As a special, special, bonus, right about the 4-minute mark into this video the narrator/machine-maker uses a locution (is there a name for it? pls ans) in which the words “to be” are omitted from the object-verb of the verb “to need”, and the naked past participle is used instead, viz, Each loop of the Turing program reads the current cell and uses the transition rules to determine if that cell needs changed. N.B. “needs changed”, not “needs *to be* changed”. About this idiomatic usage, Wiktionary says:
Rarely, with a past participle, as in “Something needs done”, which is synonymous with “Something needs to be done.” Note that many speakers do not find this construction to be acceptable.
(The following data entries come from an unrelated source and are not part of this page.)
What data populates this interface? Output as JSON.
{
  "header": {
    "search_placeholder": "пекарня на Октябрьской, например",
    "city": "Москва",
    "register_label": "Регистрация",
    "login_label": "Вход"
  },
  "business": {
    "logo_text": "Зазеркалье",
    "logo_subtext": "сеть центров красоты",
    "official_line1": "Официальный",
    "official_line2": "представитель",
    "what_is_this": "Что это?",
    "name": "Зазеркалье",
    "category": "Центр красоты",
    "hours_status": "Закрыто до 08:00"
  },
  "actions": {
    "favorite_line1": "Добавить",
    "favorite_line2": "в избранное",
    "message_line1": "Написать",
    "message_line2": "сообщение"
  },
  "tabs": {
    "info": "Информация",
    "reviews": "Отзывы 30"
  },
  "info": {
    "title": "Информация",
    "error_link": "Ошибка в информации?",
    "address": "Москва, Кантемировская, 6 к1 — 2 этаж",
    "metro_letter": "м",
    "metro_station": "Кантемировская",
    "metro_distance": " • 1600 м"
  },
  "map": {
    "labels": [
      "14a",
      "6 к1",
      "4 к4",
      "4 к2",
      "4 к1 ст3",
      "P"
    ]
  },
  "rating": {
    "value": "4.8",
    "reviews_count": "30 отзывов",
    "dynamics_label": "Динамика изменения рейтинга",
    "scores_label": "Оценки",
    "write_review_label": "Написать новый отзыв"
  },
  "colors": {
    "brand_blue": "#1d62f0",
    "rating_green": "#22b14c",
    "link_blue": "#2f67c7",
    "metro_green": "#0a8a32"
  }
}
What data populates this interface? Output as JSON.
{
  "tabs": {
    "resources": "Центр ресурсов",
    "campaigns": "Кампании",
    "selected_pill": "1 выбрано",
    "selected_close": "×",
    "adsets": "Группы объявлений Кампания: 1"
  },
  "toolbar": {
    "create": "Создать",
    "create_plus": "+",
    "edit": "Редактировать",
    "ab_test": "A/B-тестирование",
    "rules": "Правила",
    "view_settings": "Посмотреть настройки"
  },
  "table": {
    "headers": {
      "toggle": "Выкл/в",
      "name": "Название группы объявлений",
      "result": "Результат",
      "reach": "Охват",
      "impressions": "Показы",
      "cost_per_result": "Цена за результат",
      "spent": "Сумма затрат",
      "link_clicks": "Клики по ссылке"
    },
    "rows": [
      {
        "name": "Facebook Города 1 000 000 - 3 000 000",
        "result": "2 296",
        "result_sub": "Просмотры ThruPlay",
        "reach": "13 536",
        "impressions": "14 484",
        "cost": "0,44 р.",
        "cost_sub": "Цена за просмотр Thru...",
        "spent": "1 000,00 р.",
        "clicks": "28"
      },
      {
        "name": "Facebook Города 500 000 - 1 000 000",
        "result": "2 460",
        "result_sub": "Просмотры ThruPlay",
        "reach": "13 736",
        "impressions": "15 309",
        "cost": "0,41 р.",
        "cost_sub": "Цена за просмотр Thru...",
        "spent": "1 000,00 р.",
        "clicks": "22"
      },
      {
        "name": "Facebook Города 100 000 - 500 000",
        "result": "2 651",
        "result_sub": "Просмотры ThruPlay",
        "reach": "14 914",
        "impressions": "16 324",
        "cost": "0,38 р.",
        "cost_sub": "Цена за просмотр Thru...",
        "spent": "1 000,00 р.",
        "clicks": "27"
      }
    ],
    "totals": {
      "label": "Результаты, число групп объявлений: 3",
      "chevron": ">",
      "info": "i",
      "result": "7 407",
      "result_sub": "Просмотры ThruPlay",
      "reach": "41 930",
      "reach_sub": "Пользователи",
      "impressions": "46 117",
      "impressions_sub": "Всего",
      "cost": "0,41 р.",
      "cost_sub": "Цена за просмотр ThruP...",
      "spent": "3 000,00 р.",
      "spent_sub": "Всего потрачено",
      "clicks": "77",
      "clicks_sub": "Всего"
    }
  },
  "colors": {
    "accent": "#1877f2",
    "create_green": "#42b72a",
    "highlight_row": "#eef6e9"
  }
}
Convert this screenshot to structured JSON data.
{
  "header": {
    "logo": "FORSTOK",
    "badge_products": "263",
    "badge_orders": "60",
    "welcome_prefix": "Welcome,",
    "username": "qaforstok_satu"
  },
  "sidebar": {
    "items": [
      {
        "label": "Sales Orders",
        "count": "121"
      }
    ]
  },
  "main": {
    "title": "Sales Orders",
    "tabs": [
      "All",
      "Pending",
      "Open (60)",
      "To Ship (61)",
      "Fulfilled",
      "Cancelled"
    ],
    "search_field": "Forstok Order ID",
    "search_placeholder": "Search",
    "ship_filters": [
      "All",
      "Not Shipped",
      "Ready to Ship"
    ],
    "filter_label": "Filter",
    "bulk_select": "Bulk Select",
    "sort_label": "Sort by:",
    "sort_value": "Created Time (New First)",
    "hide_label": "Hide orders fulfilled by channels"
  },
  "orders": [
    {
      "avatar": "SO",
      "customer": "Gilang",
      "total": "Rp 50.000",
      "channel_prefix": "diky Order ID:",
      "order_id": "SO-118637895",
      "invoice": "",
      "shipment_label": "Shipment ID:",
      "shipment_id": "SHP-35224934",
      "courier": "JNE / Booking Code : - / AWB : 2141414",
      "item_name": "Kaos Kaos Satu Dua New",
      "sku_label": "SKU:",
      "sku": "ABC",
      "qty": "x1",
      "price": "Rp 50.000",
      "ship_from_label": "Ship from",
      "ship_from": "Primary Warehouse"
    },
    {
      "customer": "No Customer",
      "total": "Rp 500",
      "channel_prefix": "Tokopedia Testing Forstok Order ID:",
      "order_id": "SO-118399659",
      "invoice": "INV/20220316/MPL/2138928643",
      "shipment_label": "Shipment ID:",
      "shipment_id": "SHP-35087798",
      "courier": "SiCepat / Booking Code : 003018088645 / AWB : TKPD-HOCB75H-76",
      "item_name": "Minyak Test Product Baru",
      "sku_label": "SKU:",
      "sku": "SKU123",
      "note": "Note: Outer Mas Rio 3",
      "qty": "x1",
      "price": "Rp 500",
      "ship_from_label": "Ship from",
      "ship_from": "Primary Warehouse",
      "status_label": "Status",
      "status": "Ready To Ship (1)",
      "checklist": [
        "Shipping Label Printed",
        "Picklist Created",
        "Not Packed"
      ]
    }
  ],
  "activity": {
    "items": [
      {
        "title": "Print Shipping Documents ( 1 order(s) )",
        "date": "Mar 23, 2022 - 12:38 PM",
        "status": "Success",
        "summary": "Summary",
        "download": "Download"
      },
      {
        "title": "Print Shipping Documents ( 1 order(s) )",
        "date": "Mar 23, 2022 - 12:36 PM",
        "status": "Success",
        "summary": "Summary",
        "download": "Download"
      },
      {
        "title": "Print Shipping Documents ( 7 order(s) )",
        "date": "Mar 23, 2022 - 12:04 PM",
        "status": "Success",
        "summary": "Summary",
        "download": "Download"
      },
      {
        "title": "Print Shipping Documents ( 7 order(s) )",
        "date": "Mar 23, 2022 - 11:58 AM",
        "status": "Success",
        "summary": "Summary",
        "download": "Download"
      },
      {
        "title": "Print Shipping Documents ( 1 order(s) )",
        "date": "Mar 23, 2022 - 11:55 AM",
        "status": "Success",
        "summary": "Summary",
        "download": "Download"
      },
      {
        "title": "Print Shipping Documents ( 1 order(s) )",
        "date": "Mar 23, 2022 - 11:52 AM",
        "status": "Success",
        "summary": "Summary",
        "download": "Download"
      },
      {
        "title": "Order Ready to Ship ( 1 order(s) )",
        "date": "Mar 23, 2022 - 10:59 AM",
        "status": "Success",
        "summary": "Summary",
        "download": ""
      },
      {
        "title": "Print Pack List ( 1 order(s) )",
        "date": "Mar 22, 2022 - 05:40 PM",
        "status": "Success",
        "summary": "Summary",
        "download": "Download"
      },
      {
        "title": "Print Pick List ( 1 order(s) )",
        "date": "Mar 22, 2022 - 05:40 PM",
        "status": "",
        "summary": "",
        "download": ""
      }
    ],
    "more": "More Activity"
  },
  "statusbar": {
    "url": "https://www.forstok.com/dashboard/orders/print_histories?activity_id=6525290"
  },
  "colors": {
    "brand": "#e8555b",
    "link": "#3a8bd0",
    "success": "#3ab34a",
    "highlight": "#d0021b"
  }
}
Please note that *this* speaker, me, finds this construction perfectly acceptable. My Dear Wife, a native of Evansville, Indiana, uses it, and finds herself unable to change that habit after 30 years of effort to speak more “correctly” since I first pointed it out to her. I just think it’s charming when she speaks Southern-Indiana-style and will be heartbroken if she ever drops this usage.
But I doubt she will. After all, according to this source referenced by Wikipedia,
“ (If you’re a need/want+Ved speaker — ”The garden needs watered“ — you can go for decades without realizing that lots of other people don’t use this construction, ever.)”.
But I’ll bet Alan Turing would have noticed. That guy didn’t miss much. (I nearly said “That guy didn’t miss a trick”, but that would have opened a whole nother can ‘o worms.)